This Python script compares variants from a VCF file against a list of known mutations provided in a TSV file. It generates an output TSV file containing the original TSV data with additional 'found_vaf' and 'detected' columns, and a plot comparing Expected VAF and Found VAF.
This tool assumes that you have a known_variants.tsv
such as:
chr | position | ref | alt | gene | hgvsp | vaf |
---|---|---|---|---|---|---|
chr1 | 115256530 | G | T | NRAS | p.Q61K | 12.5% |
chr3 | 41266101 | C | A | CTNNB1 | p.S33Y | 32.5% |
chr3 | 41266133 | CCTT | C | CTNNB1 | p.S45del | 10.0% |
chr3 | 178936091 | G | A | PIK3CA | p.E545K | 9.0% |
chr3 | 178952085 | A | G | PIK3CA | p.H1047R | 17.5% |
chr4 | 55599321 | A | T | KIT | p.D816V | 10.0% |
chr4 | 55602765 | G | C | KIT | p.L862L | 7.5% |
chr5 | 112175770 | G | A | APC | p.T1493T | 35.0% |
chr7 | 55241707 | G | A | EGFR | p.G719S | 24.5% |
And an input.vcf
to be tested whether if the variants have beed detected or not.

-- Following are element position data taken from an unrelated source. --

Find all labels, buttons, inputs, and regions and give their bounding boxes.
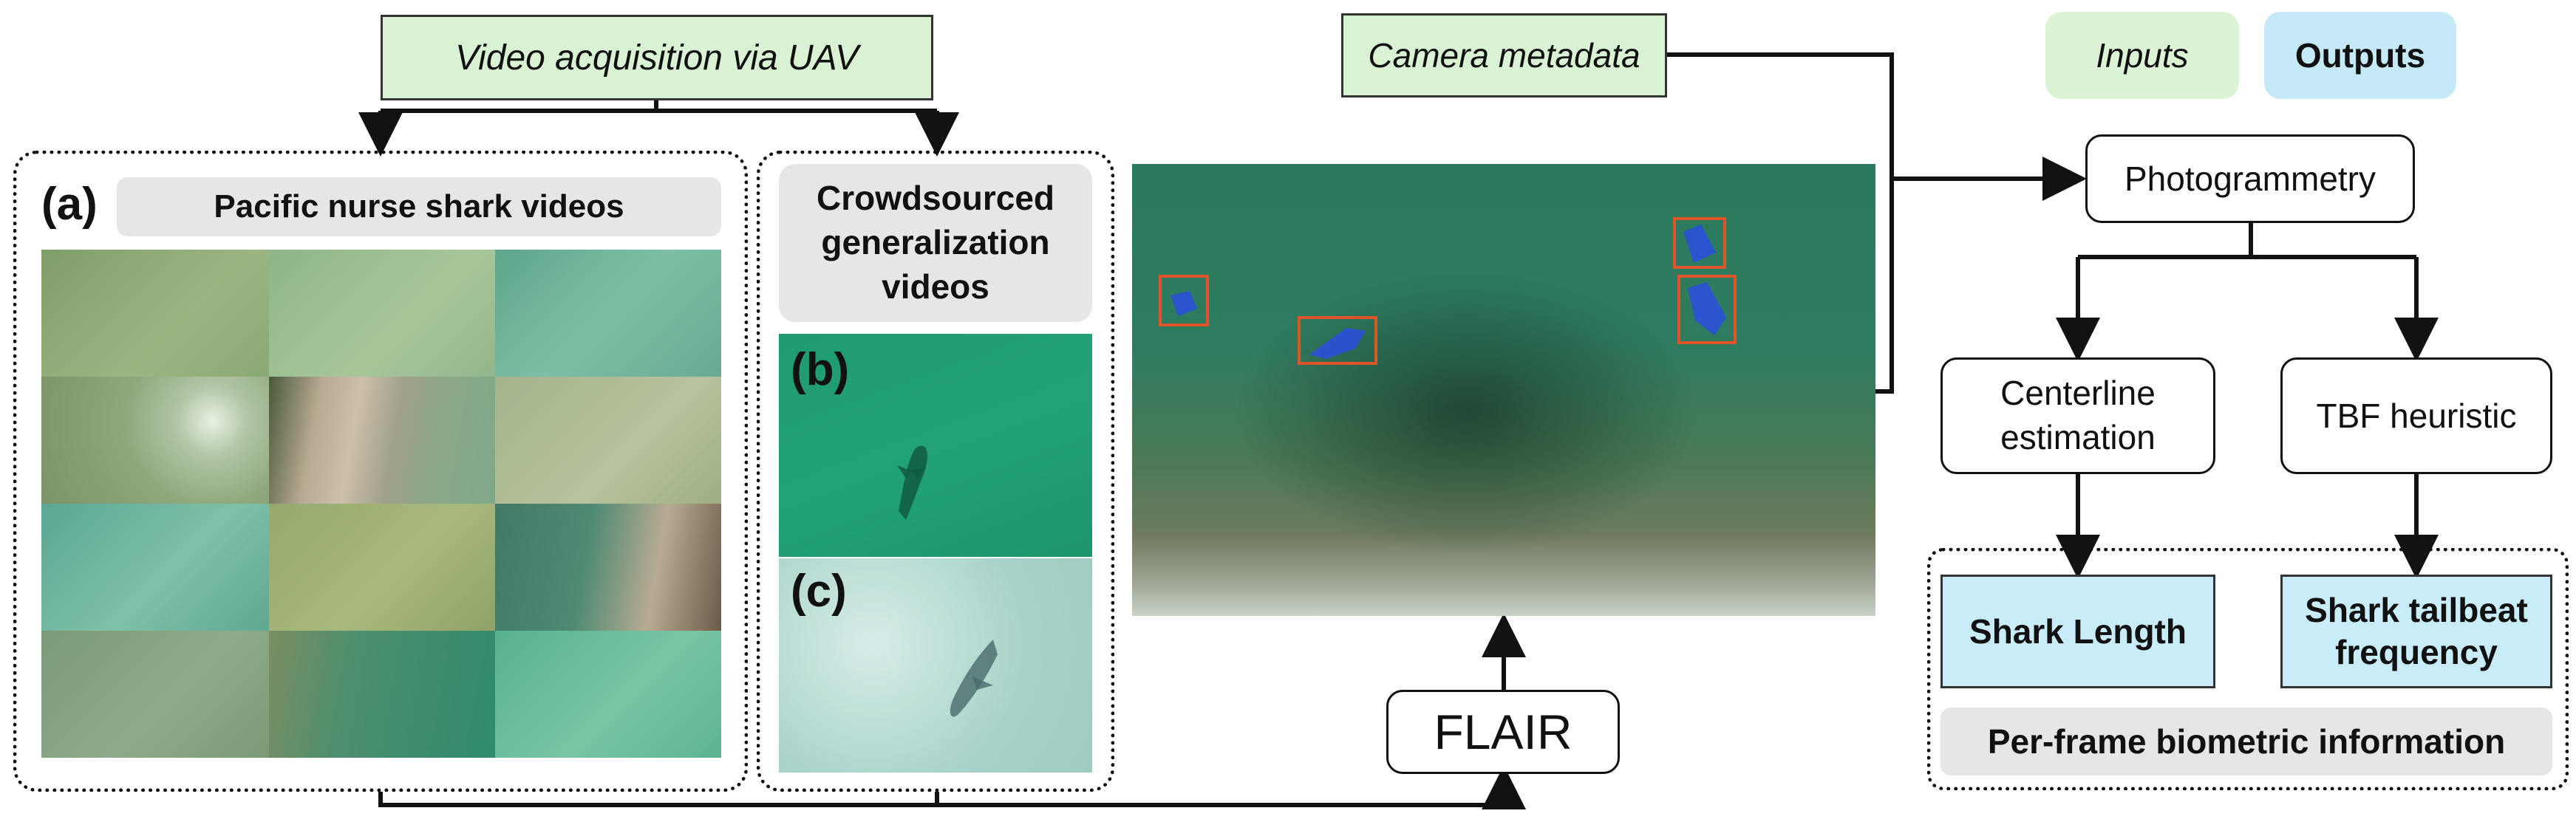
crowd-video-frame-c [779,558,1092,773]
video-frame [269,631,495,758]
detection-mask [1171,291,1197,316]
video-frame [269,504,495,631]
shark-length-label: Shark Length [1969,612,2187,651]
panel-a-container [13,151,748,792]
video-frame [41,631,269,758]
tailbeat-label: Shark tailbeat frequency [2305,590,2528,672]
camera-metadata-label: Camera metadata [1368,36,1640,75]
legend-inputs: Inputs [2045,12,2239,99]
detection-overlays [1159,217,1737,365]
outputs-group-label-text: Per-frame biometric information [1987,722,2506,761]
tailbeat-output: Shark tailbeat frequency [2280,575,2552,688]
video-frame [41,377,269,504]
detection-box [1298,316,1377,365]
crowd-panel-container [757,151,1114,792]
video-acquisition-label: Video acquisition via UAV [454,38,859,78]
centerline-node: Centerline estimation [1940,357,2215,474]
panel-b-tag: (b) [791,344,850,395]
outputs-container [1927,548,2569,790]
panel-a-tag: (a) [41,179,98,230]
video-frame [269,250,495,377]
legend-inputs-label: Inputs [2096,36,2189,75]
shark-silhouette-c [950,640,998,717]
detection-box [1673,217,1726,269]
crowd-panel-title: Crowdsourced generalization videos [779,164,1092,322]
flair-label: FLAIR [1434,705,1572,759]
video-frame [269,377,495,504]
detection-mask [1683,225,1716,263]
crowd-panel-title-text: Crowdsourced generalization videos [816,179,1055,306]
detection-mask [1309,328,1366,359]
video-frame [495,631,721,758]
legend-outputs: Outputs [2264,12,2456,99]
crowd-video-frame-b [779,334,1092,557]
tbf-node: TBF heuristic [2280,357,2552,474]
video-frame [41,504,269,631]
centerline-label: Centerline estimation [2000,374,2156,456]
shark-length-output: Shark Length [1940,575,2215,688]
video-frame [41,250,269,377]
shark-silhouette-b [897,445,928,520]
panel-c-tag: (c) [791,566,847,617]
photogrammetry-label: Photogrammetry [2124,160,2376,198]
panels-to-flair-line [378,765,1526,809]
detection-box [1159,275,1209,326]
legend-outputs-label: Outputs [2294,36,2426,75]
flair-detection-image [1132,164,1875,616]
video-frame [495,504,721,631]
detection-mask [1688,282,1726,335]
metadata-line [1666,52,1894,394]
outputs-group-label: Per-frame biometric information [1940,708,2552,775]
detection-box [1677,275,1737,344]
video-acquisition-input: Video acquisition via UAV [381,15,933,100]
camera-metadata-input: Camera metadata [1341,13,1667,97]
panel-a-title: Pacific nurse shark videos [117,177,721,236]
photogrammetry-node: Photogrammetry [2085,134,2415,223]
panel-a-title-text: Pacific nurse shark videos [214,188,624,225]
flair-node: FLAIR [1386,690,1620,774]
tbf-label: TBF heuristic [2316,397,2517,435]
video-frame [495,250,721,377]
video-frame [495,377,721,504]
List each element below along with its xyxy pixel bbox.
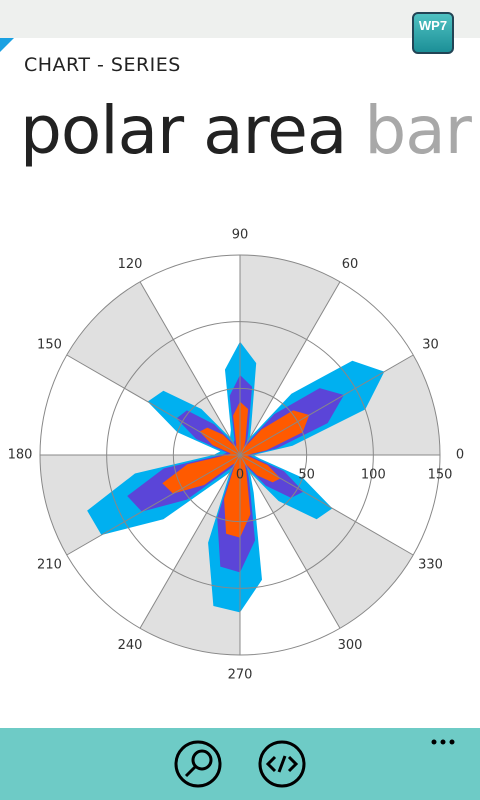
grid-spoke — [239, 281, 341, 456]
angle-tick-label: 150 — [37, 338, 62, 353]
angle-tick-label: 180 — [8, 448, 33, 463]
more-button[interactable] — [431, 739, 455, 745]
grid-spoke — [139, 454, 241, 629]
grid-spoke — [239, 354, 414, 456]
app-bar — [0, 728, 480, 800]
angle-tick-label: 330 — [418, 558, 443, 573]
pivot-item[interactable]: polar area — [20, 92, 347, 169]
radial-tick-label: 0 — [236, 468, 244, 483]
pivot: polar area bar — [20, 92, 472, 169]
status-bar — [0, 0, 480, 38]
grid-spoke — [139, 281, 241, 456]
grid-spoke — [239, 454, 341, 629]
app-title: CHART - SERIES — [24, 54, 181, 76]
sector-band — [240, 255, 340, 455]
app-badge[interactable]: WP7 — [412, 12, 454, 54]
angle-tick-label: 240 — [118, 638, 143, 653]
code-button[interactable] — [258, 740, 306, 788]
grid-spoke — [66, 354, 241, 456]
angle-tick-label: 30 — [422, 338, 439, 353]
angle-tick-label: 90 — [232, 228, 249, 243]
angle-tick-label: 60 — [342, 257, 359, 272]
radial-tick-label: 50 — [298, 468, 315, 483]
angle-tick-label: 300 — [338, 638, 363, 653]
search-button[interactable] — [174, 740, 222, 788]
angle-tick-label: 0 — [456, 448, 464, 463]
grid-spoke — [239, 454, 414, 556]
angle-tick-label: 120 — [118, 257, 143, 272]
angle-tick-label: 210 — [37, 558, 62, 573]
grid-spoke — [66, 454, 241, 556]
corner-mark — [0, 38, 14, 52]
angle-tick-label: 270 — [228, 668, 253, 683]
pivot-item[interactable]: bar — [364, 92, 471, 169]
app-bar-icons — [174, 739, 455, 788]
radial-tick-label: 100 — [361, 468, 386, 483]
radial-tick-label: 150 — [428, 468, 453, 483]
chart: 0 30 60 90 120 150 180 210 240 270 300 330 0 50 100 150 — [8, 228, 465, 683]
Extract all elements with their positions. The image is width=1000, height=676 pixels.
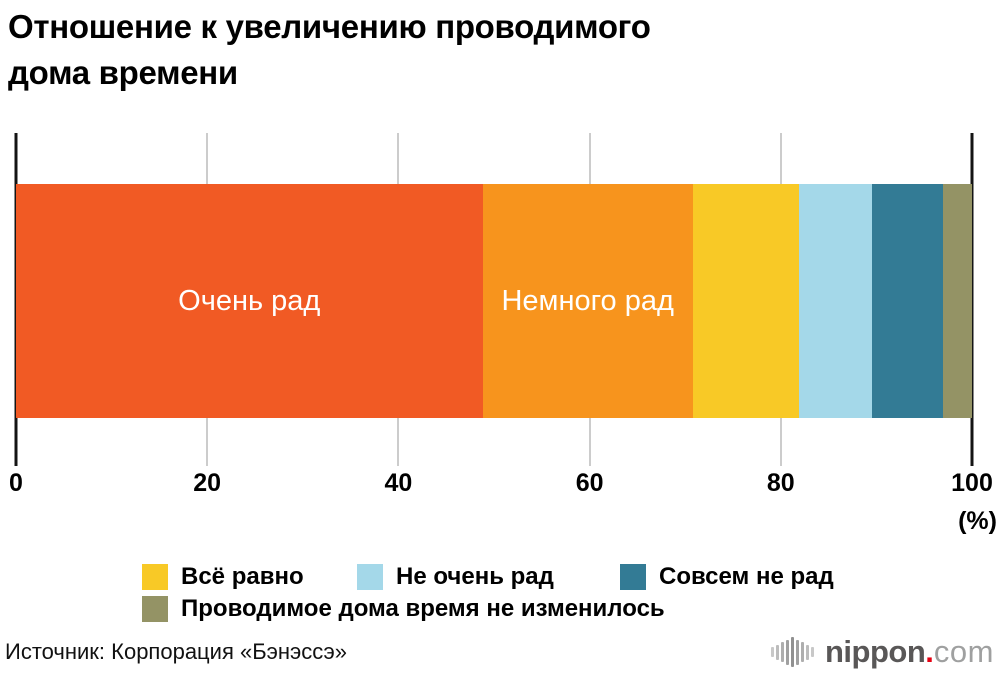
nippon-logo-text: nippon . com bbox=[825, 635, 994, 669]
soundwave-bar bbox=[781, 642, 784, 662]
bar-segment-2: Немного рад bbox=[482, 184, 693, 418]
soundwave-bar bbox=[806, 644, 809, 660]
bar-segment-5 bbox=[871, 184, 944, 418]
bar-segment-6 bbox=[943, 184, 972, 418]
x-tick-label-100: 100 bbox=[951, 469, 993, 497]
bar-segment-3 bbox=[692, 184, 799, 418]
legend-label-4: Не очень рад bbox=[396, 563, 554, 590]
legend-label-3: Всё равно bbox=[181, 563, 304, 590]
soundwave-icon bbox=[771, 635, 816, 669]
logo-text-nippon: nippon bbox=[825, 634, 926, 669]
logo-red-dot: . bbox=[925, 634, 934, 669]
legend-label-6: Проводимое дома время не изменилось bbox=[181, 595, 665, 622]
soundwave-bar bbox=[801, 642, 804, 662]
legend-swatch-5 bbox=[620, 563, 646, 590]
soundwave-bar bbox=[811, 647, 814, 657]
nippon-logo: nippon . com bbox=[771, 633, 994, 671]
bar-segment-label-1: Очень рад bbox=[178, 284, 321, 317]
legend-item-4: Не очень рад bbox=[357, 563, 554, 590]
legend-item-3: Всё равно bbox=[142, 563, 304, 590]
bar-segment-label-2: Немного рад bbox=[501, 284, 674, 317]
legend-item-5: Совсем не рад bbox=[620, 563, 834, 590]
plot-area: Очень рад Немного рад bbox=[14, 133, 974, 466]
x-tick-label-60: 60 bbox=[575, 469, 604, 497]
legend-label-5: Совсем не рад bbox=[659, 563, 834, 590]
x-axis-tick-labels: 0 20 40 60 80 100 bbox=[9, 469, 993, 501]
legend-swatch-4 bbox=[357, 563, 383, 590]
soundwave-bar bbox=[786, 639, 789, 665]
legend-swatch-3 bbox=[142, 563, 168, 590]
soundwave-bar bbox=[776, 644, 779, 660]
soundwave-bar bbox=[771, 647, 774, 657]
logo-text-com: com bbox=[933, 634, 994, 669]
bar-segment-1: Очень рад bbox=[16, 184, 483, 418]
stacked-bar: Очень рад Немного рад bbox=[16, 184, 972, 418]
x-tick-label-20: 20 bbox=[193, 469, 222, 497]
chart-title: Отношение к увеличению проводимого дома … bbox=[8, 8, 651, 91]
gridline-100 bbox=[970, 133, 974, 466]
x-tick-label-40: 40 bbox=[384, 469, 413, 497]
legend-swatch-6 bbox=[142, 595, 168, 622]
legend-item-6: Проводимое дома время не изменилось bbox=[142, 595, 665, 622]
bar-segment-4 bbox=[798, 184, 872, 418]
source-note: Источник: Корпорация «Бэнэссэ» bbox=[5, 639, 347, 664]
x-tick-label-80: 80 bbox=[766, 469, 795, 497]
x-tick-label-0: 0 bbox=[9, 469, 23, 497]
soundwave-bar bbox=[791, 637, 794, 667]
soundwave-bar bbox=[796, 639, 799, 665]
axis-unit-label: (%) bbox=[958, 507, 997, 535]
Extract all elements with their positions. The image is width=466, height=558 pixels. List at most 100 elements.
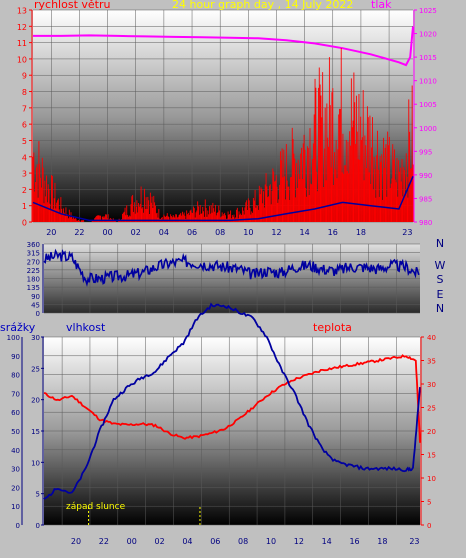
humidity-tick-label: 15 xyxy=(31,428,40,436)
right-tick-label: 985 xyxy=(419,195,432,203)
rain-tick-label: 100 xyxy=(7,334,20,342)
temperature-tick-label: 35 xyxy=(427,358,436,366)
humidity-tick-label: 10 xyxy=(31,459,40,467)
x-tick-label: 08 xyxy=(215,228,225,237)
rain-axis-title: srážky xyxy=(0,321,36,334)
left-tick-label: 11 xyxy=(17,39,27,48)
left-tick-label: 5 xyxy=(22,137,27,146)
rain-tick-label: 30 xyxy=(11,466,20,474)
left-tick-label: 12 xyxy=(17,23,27,32)
x-tick-label: 16 xyxy=(328,228,338,237)
x-tick-label: 12 xyxy=(271,228,281,237)
left-tick-label: 4 xyxy=(22,153,27,162)
rain-axis: 0 10 20 30 40 50 60 70 80 90 100 xyxy=(7,334,23,530)
right-tick-label: 1020 xyxy=(419,31,437,39)
right-tick-label: 990 xyxy=(419,172,432,180)
right-tick-label: 995 xyxy=(419,148,432,156)
rain-tick-label: 20 xyxy=(11,484,20,492)
x-tick-label: 02 xyxy=(154,537,164,546)
temperature-tick-label: 25 xyxy=(427,405,436,413)
x-tick-label: 04 xyxy=(159,228,169,237)
humidity-tick-label: 20 xyxy=(31,397,40,405)
x-tick-label: 14 xyxy=(322,537,332,546)
x-tick-label: 22 xyxy=(99,537,109,546)
pressure-line xyxy=(33,26,414,67)
direction-tick-label: 270 xyxy=(27,258,40,266)
compass-label: E xyxy=(437,288,444,301)
temperature-axis: 0 5 10 15 20 25 30 35 40 xyxy=(420,334,436,530)
panel3-grid xyxy=(44,336,420,526)
wind-direction-line xyxy=(43,248,420,287)
right-tick-label: 1000 xyxy=(419,125,437,133)
rain-tick-label: 60 xyxy=(11,409,20,417)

- Install the required Python packages:
pip3 install pandas seaborn matplotlib numpy
- Clone the repository
git clone https://github.com/GENCARDIO/eval_somatic_control.git
cd eval_somatic_control
To run the script, use the following command:
python eval_somatic_control.py --input_vcf sample.vcf --known_tsv known_variants.tsv --output_tsv output_file.tsv
Arguments
--input_vcf: Input VCF file containing the query variants.
--known_tsv: Input TSV file containing the list of known mutations.
--output_tsv: Output TSV file with additional columns.